PADDUC : promouvoir le progrès social contre le recul libéral

6 Octobre 2015

Intervention à l'Assemblée de Corse 02 10 2015

En 2010, nous estimions que la Corse avait besoin de plus de démocratie et d'un nouveau modèle de développement, s'appuyant sur les services publics, la promotion du secteur productif industriel et agricole, une meilleure utilisation de l’argent public. Ce défi nous proposions de le relever avec nos concitoyens parce que nous mesurions l’importance de la tache.

Il consistait à garantir le développement durable du territoire en remettant l’homme au centre de l’action publique, en répondant aux besoins essentiels au cœur des préoccupations (logement, nourriture, santé, éducation, travail, transport) avec l’objectif de réduire son empreinte écologique.

Dans cette perspective, nous avons fait plusieurs propositions inscrites dans une véritable alternative à l’économie capitaliste et financière qui détruit la planète et les hommes. Cette alternative citoyenne est indispensable à la diminution des inégalités et à l’arrêt du pillage des ressources naturelles, pour la survie sur la planète. En ce sens, nous nous inscrivons dans une démarche radicalement opposée à la politique d’austérité déclinée à tous les niveaux Europe gouvernement région.

Nous sommes convaincus que le progrès pour les peuples et particulièrement le notre passe bien par cet objectif de dépassement du système et la mise en œuvre de politiques alternatives anti-austérité à partir du niveau local où il est possible de promouvoir le progrès social contre le recul ultralibéral.

Ce choix n’est en rien comparable à ceux inscrits dans la réforme de l’architecture administrative et institutionnelle de la France. Les critères qui les caractérisent sont directement inspirés par la déclinaison des politiques d’austérité depuis Bruxelles. On ne parle plus de solidarité mais de compétitivité.

Le big-bang territorial des méga régions, habillé du vocabulaire technocratique, promet l’intelligence économique quand la concurrence débridée amène le low cost le dumping social et fiscal. Les systèmes financiers absorbent la richesse produite et les riches n’en peuvent plus d’engranger des profits colossaux sans renoncer à leurs privilèges exorbitants. Et quand la faillite menace c’est sur l’épargne populaire que le sauvetage des banques s’opère.

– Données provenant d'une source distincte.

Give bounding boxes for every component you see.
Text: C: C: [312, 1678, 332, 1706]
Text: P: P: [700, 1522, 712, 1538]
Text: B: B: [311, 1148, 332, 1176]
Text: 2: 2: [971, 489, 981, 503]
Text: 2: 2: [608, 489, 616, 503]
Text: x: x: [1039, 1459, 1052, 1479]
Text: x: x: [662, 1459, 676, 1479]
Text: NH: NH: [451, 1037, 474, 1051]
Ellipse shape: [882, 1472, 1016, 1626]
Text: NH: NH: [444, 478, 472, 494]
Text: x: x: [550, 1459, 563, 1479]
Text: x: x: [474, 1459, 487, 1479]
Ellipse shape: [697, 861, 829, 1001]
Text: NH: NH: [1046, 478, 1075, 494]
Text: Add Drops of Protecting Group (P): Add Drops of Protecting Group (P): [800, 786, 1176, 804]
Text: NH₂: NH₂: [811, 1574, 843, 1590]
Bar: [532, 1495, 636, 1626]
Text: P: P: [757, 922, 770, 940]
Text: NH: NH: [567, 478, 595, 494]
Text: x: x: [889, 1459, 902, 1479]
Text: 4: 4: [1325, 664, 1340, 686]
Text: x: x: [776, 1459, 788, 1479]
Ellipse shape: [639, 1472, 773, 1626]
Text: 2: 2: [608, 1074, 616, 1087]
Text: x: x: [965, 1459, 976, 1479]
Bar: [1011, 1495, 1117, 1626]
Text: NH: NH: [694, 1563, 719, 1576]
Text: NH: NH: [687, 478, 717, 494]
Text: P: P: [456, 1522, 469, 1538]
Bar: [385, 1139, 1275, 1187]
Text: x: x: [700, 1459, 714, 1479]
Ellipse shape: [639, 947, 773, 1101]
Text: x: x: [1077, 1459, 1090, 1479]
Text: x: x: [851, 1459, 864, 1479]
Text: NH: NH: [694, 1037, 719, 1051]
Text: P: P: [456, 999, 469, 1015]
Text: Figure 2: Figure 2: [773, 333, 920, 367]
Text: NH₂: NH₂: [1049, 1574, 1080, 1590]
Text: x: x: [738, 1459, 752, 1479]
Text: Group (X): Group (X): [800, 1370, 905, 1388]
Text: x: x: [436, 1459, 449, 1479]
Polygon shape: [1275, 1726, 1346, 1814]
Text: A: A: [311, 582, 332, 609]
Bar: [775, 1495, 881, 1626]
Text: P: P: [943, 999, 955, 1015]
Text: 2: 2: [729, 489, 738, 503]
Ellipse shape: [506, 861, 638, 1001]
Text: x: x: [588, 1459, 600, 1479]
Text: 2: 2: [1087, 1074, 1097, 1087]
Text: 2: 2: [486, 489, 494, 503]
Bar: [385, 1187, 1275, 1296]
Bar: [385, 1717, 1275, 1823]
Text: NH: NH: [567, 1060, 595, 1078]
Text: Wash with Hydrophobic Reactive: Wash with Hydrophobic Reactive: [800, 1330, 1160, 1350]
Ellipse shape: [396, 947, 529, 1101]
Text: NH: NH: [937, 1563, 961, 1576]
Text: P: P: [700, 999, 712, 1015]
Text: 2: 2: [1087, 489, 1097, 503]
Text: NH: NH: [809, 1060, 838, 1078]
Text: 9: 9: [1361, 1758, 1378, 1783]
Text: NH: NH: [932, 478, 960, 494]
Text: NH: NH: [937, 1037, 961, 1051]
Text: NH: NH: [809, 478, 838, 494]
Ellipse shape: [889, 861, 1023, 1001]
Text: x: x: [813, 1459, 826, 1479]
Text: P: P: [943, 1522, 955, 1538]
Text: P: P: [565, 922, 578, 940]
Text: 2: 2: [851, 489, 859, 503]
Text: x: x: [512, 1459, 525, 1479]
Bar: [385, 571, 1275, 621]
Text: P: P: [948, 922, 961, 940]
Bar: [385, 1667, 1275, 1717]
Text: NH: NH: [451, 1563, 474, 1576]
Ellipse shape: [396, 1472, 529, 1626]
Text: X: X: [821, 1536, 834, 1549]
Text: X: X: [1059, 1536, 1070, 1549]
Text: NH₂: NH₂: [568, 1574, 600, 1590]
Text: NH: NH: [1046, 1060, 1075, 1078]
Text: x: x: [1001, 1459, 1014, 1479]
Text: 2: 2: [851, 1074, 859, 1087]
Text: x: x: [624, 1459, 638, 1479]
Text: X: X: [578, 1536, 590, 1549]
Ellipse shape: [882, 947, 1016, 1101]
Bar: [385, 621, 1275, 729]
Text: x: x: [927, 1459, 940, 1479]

Chaque région devra faire avec ses moyens dans cette jungle et affronter le fédéralisme européen en gestation derrière ces réformes bientôt couronnées par l’accord commercial transatlantique, le TAFTA, ouvrant le marché européen de 500 millions de personnes essentiellement aux firmes américaines. Au cœur de la crise capitaliste ce formatage de la France programme la fin de « l’Etat social » et la marginalisation assurée de la Corse.

Nous voulons autre chose pour la Corse nous l’avons montré à travers notre participation à la rédaction du PADDUC depuis les Assises du foncier et du logement social afin qu’il ouvre la voie d’un nouveau cap. En effet, c’est lors du débat d’orientations politiques que les premiers jalons d’une rupture assumée avec le modèle économique de la rente et de la désanctuarisation ont été posés.

Cette rupture devrait contribuer à l’épanouissement des hommes et femmes vivant sur ce territoire, indépendamment de leurs origines. Mais d’ores et déjà elle se heurte à la volonté farouche de détruire le code travail et le statut de la fonction publique portée par les ministres socialistes Macron et Lebranchu autant que par la majorité parlementaire qui soutien le gouvernement.

De même elle est confrontée à la politique antisociale de casse du service public au bénéfice des low cost dans l’aérien comme le maritime. Des centaines d’emplois sont ici menacés directement alors que le chômage ne cesse de s’aggraver.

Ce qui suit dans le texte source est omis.